NetworkGuy Sun 27-Feb-11 07:07:17

I should add that I have about 2 dozen PCs here (some running Windows, some needing repairs, several running Linux and a couple of (old) Macs). No way I could prove that none of them are capable, but I could, if TVL came with a warrant to inspect, and a policeman, let them start with an opening comment of "If you can make it work with iPlayer, you're better than me, and I've been in IT for 30 years". Might slow them down, having to check that lot... even getting some to boot may be fun!

(There is no up-to-date Flash player for the iMac or eMac as these are old OSX v10.2.8 or 10.4 machines, not running on Intel chips like the latest. Some of the linux machines might work with iPlayer but I have never tried it on them.

Oh yes, why would I need them to have a warrant and a policeman to accompany them? Because they were told in 1999 after my Mum died that there was no TV set, but have sent pestering letters and threats every 2 to 3 months since that time. No one was living here for around 7 years and it seems to be the case that they unlike the law, where you are innocent until proven guilty, they take the contrary view, and won't hesitate to attempt to intimidate with threats of 1000 pound fine if you don't comply with their request to visit. S*d them, I say. I download around 100 GB of BBC TV a month, (about 17 hours), but don't watch live. I may be 'out of touch' with images from war zones, etc, but from the TV schedules see there is so much rubbish these days I am not inclined to watch (though am tempted to get FreeSat or Sky primarily for the extra radio services which would be in better quality than DAB, or stations I cannot get easily)... I record radio 24x7 and listen a good 12 to 18 hours a day, across the board concerning content, whether jazz or drama, pop or comedy...

skybluepearl Sun 27-Feb-11 08:48:14

thanks people - just about to follow up all the links now.

FutureNannyOgg Sun 27-Feb-11 17:32:14

I didn't have a license for a while, after the digital switchover I didn't have a digibox, and as I rarely watched it anyway, I cancelled it, they guy ohn the phone when I cancelled was fine with it, and I got refunded what I had paid upfront.

I did however get regular letters and the odd doorknock, they were always fine when i explained, never asked for proof, but one sternly told me they would know if I was watching. I said fine, because I wouldnt be.

UniS Sun 27-Feb-11 19:16:15

A liecence is needed to watch LIVE TV even via i-player. BUt not to watch recorded pragrams.

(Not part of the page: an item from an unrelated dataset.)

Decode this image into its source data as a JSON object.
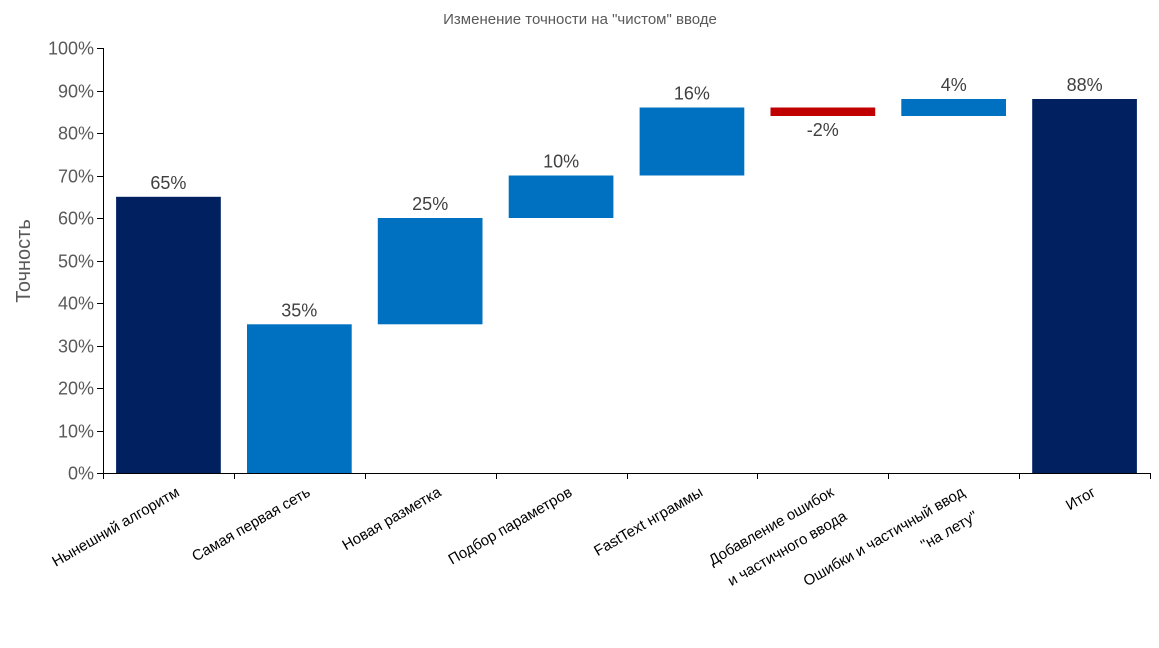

We have no working TV receiver, we live in a digital only area and have an old analogue TV as a video/ DVD monitor.

TV liecencing hassle us regularly and threaten to visit and inspect.

NetworkGuy Mon 28-Feb-11 10:33:06

"and the odd doorknock" - on another thread someone says that there has been the same guy four years running, and it is a bit of a running joke with them now.

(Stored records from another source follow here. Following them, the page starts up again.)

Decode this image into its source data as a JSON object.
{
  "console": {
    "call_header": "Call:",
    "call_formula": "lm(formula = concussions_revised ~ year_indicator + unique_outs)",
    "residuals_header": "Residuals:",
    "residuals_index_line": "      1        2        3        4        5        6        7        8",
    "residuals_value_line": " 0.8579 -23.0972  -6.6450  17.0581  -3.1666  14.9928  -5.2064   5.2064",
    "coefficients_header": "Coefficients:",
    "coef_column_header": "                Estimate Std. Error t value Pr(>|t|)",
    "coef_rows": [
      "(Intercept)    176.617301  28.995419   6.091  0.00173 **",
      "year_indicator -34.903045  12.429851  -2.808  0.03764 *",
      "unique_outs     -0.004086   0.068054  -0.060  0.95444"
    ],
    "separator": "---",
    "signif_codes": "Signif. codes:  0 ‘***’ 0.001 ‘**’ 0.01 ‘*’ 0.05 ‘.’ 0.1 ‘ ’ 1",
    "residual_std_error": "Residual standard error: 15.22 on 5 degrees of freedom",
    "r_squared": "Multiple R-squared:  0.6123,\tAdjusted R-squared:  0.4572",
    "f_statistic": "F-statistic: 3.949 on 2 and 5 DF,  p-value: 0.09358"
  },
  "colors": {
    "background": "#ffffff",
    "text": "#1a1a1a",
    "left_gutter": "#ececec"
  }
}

I consider an annual visit close to harrassment actually. I am now in two minds about inviting them to visit a first time if they will continue to annoy me 'evermore'...

NetworkGuy Mon 28-Feb-11 11:59:21

Sorry - browser wobble as I had no plan to link back to this same thread !!

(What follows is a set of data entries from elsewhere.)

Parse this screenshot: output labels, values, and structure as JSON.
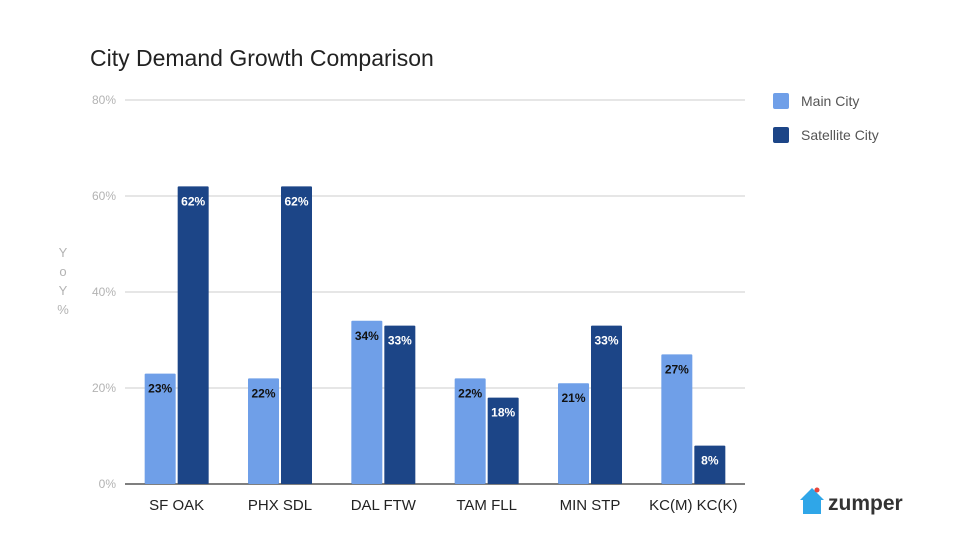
{
  "chart_data": {
    "type": "bar",
    "title": "City Demand Growth Comparison",
    "xlabel": "",
    "ylabel": "YoY%",
    "ylim": [
      0,
      80
    ],
    "y_ticks": [
      "0%",
      "20%",
      "40%",
      "60%",
      "80%"
    ],
    "grid": true,
    "legend_position": "top-right",
    "categories": [
      "SF OAK",
      "PHX SDL",
      "DAL FTW",
      "TAM FLL",
      "MIN STP",
      "KC(M) KC(K)"
    ],
    "series": [
      {
        "name": "Main City",
        "color": "#6f9fe8",
        "label_color": "#111111",
        "values": [
          23,
          22,
          34,
          22,
          21,
          27
        ],
        "data_labels": [
          "23%",
          "22%",
          "34%",
          "22%",
          "21%",
          "27%"
        ]
      },
      {
        "name": "Satellite City",
        "color": "#1c4587",
        "label_color": "#ffffff",
        "values": [
          62,
          62,
          33,
          18,
          33,
          8
        ],
        "data_labels": [
          "62%",
          "62%",
          "33%",
          "18%",
          "33%",
          "8%"
        ]
      }
    ]
  },
  "brand": {
    "name": "zumper",
    "icon": "house-icon",
    "icon_color": "#2fa6e8",
    "accent_color": "#e8453c"
  }
}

WoTmania Mon 28-Feb-11 17:12:47

We didn't have a tV for ages - I eventually relented and we have my brother's old0 2o1n0e for DVDs.
We don't have alicence and use i-player to watch things like DR Who after htey've gone out on air. THis is allowe0d, it's only live TV you need a licence for

WoTmania Mon 28-Feb-11 17:29:30

Sorry DD attacked me!

Londile Thu 23-Jun-11 23:38:51

I don't think watching TV in the morning is a good idea as I think it is more important for my husband and just as importantly me to spend time talking to our son, What do you think?

Octaviapink Fri 24-Jun-11 07:31:34

Londile, I think that deserves its own thread, but I would certainly agree. Especially for boys - they need language interaction to develop the language part of their brain.